Her Life
Amy Clampitt was born and brought up in New Providence, Iowa, graduated from Grinnell College, and from that time on lived mainly in New York City. Her first full-length collection of poems, The Kingfisher, published in 1983, was followed in 1985 by What the Light Was Like, in 1987 by Archaic Figure, and in 1990 by Westward. A Silence Opens, her last book, appeared in 1994.

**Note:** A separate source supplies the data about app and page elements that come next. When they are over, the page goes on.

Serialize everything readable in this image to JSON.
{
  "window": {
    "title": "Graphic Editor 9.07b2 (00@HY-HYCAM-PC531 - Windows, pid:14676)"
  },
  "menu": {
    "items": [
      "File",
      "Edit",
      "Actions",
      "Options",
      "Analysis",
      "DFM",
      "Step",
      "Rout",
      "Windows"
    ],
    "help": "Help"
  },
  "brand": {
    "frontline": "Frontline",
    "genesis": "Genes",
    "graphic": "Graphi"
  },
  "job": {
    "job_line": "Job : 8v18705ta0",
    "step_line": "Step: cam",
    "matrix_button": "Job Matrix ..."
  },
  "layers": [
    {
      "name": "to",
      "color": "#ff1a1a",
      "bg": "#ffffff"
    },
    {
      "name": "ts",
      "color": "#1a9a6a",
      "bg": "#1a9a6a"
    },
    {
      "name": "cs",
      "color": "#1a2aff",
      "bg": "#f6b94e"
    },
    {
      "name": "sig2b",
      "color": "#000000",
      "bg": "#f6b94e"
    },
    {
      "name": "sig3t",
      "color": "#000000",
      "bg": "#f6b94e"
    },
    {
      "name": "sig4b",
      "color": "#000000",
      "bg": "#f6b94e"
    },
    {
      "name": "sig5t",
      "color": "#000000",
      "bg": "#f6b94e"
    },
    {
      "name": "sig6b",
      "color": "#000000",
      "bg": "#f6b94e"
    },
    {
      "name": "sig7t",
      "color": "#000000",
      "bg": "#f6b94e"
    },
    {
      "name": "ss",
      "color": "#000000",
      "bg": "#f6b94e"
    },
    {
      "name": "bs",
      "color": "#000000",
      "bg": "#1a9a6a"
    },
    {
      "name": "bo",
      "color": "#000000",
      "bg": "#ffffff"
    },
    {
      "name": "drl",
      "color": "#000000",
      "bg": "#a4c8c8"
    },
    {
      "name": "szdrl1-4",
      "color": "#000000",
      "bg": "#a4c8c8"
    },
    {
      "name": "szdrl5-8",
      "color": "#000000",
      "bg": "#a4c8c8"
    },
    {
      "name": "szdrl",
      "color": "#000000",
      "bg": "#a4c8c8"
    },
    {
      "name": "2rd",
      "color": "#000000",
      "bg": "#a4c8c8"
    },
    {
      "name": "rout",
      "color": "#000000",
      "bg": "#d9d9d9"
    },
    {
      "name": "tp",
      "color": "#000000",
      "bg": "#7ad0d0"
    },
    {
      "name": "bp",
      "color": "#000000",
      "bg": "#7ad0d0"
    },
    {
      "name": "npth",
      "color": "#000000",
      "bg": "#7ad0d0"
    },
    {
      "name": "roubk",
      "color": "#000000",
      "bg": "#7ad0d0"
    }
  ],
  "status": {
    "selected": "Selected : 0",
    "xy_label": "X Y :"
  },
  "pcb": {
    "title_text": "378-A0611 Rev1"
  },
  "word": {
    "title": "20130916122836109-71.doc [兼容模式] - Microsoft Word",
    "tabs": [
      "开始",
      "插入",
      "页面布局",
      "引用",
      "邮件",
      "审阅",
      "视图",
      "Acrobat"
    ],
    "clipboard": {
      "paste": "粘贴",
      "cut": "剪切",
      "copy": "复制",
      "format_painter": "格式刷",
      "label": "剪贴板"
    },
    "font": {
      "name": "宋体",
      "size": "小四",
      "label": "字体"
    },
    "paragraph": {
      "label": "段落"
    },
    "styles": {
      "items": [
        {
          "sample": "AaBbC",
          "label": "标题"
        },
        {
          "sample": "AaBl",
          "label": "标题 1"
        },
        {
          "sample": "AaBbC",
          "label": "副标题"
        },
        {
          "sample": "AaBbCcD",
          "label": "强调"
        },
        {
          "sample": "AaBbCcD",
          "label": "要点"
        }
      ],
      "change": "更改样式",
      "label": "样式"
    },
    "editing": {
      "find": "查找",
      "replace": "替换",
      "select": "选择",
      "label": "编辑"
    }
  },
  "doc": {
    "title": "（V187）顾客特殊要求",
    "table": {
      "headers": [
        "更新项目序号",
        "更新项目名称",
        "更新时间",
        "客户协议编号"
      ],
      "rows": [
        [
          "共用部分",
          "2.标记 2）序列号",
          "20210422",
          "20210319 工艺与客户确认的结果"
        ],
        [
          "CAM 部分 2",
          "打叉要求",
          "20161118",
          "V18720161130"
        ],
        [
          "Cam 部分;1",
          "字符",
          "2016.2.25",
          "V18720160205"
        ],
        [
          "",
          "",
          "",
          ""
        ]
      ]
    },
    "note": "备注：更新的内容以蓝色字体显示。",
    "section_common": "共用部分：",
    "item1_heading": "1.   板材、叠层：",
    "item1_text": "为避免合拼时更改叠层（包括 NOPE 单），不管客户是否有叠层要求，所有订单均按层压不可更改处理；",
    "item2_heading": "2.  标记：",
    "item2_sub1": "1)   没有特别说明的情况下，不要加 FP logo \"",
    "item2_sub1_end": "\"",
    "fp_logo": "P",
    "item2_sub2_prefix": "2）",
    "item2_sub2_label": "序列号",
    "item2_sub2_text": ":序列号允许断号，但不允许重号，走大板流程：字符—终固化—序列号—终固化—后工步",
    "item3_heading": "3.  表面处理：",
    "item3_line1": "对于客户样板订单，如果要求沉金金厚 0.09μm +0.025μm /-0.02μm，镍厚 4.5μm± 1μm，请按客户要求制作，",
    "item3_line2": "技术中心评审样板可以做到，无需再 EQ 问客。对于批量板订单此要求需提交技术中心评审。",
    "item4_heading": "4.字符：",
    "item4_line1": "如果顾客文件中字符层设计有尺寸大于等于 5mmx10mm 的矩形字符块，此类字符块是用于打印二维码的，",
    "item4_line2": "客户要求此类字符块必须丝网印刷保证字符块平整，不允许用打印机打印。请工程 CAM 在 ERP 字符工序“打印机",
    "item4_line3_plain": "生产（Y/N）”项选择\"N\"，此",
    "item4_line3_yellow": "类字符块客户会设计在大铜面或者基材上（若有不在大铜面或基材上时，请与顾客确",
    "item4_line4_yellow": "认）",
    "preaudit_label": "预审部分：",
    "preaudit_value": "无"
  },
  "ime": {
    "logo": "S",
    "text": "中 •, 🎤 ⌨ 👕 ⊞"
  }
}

The recipient in 1982 of a Guggenheim Fellowship, and in 1984 of an Academy of American Poets Fellowship, she was made a MacArthur Prize Fellow in 1992. She purchased a small house in Lenox, Mass., with part of the award and lived there briefly. She was a member of the American Academy of Arts and Letters and was a Writer in Residence at the College of William and Mary, Visiting Writer at Amherst College, and Grace Hazard Conkling Visiting Writer at Smith College. She died in September 1994. Her husband, Harold Korn, died in March 2001. It is his estate that has established the Amy Clampitt Fund.
In February of 2023, Willard Spiegelman published a biography of Clampitt entitled Nothing Stays Put: The Life and Poetry of Amy Clampitt, detailed below. You can also read Spiegelman's "A Poet's Life in Letters," an essay that introduces Love, Amy: The Selected Letters of Amy Clampitt. Here, he focuses on the scope of the letters and what they reveal about Clampitt not only as a successful writer but also as a woman in the years before she gained public recognition and acclaim. And here, in the foreword to The Collected Poems of Amy Clampitt, Mary Jo Salter considers Clampitt's life as a poet—from growing up in the fields of Iowa to political canvassing in Manhattan. Salter recounts her own personal memories of Amy Clampitt as a friend and fellow writer.
Additional prose by and about Amy Clampitt can be found in the essays section of this site.
Nothing Stays Put
The Life and Poetry of Amy Clampitt
by WIllard Spiegelman
Alfred A. Knopf | 28 February 2023 | 432pp. | 9780525658269
An evocative portrait of the beloved and acclaimed poet, whose late-in-life success took the literary world by storm.
“Clampitt comes to life here...Spiegelman’s Nothing Stays Put embodies a different kind of investigation, not surveillance but a thoughtful examination that at times still spins off into a kind of awe.” —The Washington Post
With the publication of her first book of poems in her sixty-third year, Amy Clampitt rose meteorically to fame, launching herself from obscurity to the upper ranks of American poetry all but overnight, and living a whirlwind eleven years, until her death in 1994. Years later, as renowned poetry scholar Willard Spiegelman wades into her papers and poems, he discovers a woman of dazzling intellect, staunch progressive politics, and an inexhaustible sense of wonder for the world and the words we’ve invented to describe it.
Giving equal weight to the life and the poetry, Spiegelman untangles Clampitt’s famously allusive lines to reveal the experiences they emerged from, pulling the curtain back on her nearly four decades of artistic anonymity, and in doing so assembling a rich period piece of Manhattan during the days in which Clampitt worked for Oxford University Press and the National Audubon Society—writing cheery, discursive office memos, and two novels that never got published, before hitting her stride in verse.
Nothing Stays Put is a gift to poetry fans, an inspiration to artists striving at any age, and an ode to this most unlikely of literary celebrities, who would publish five acclaimed books and win a MacArthur “Genius Grant” nearly all in the final decade of her life.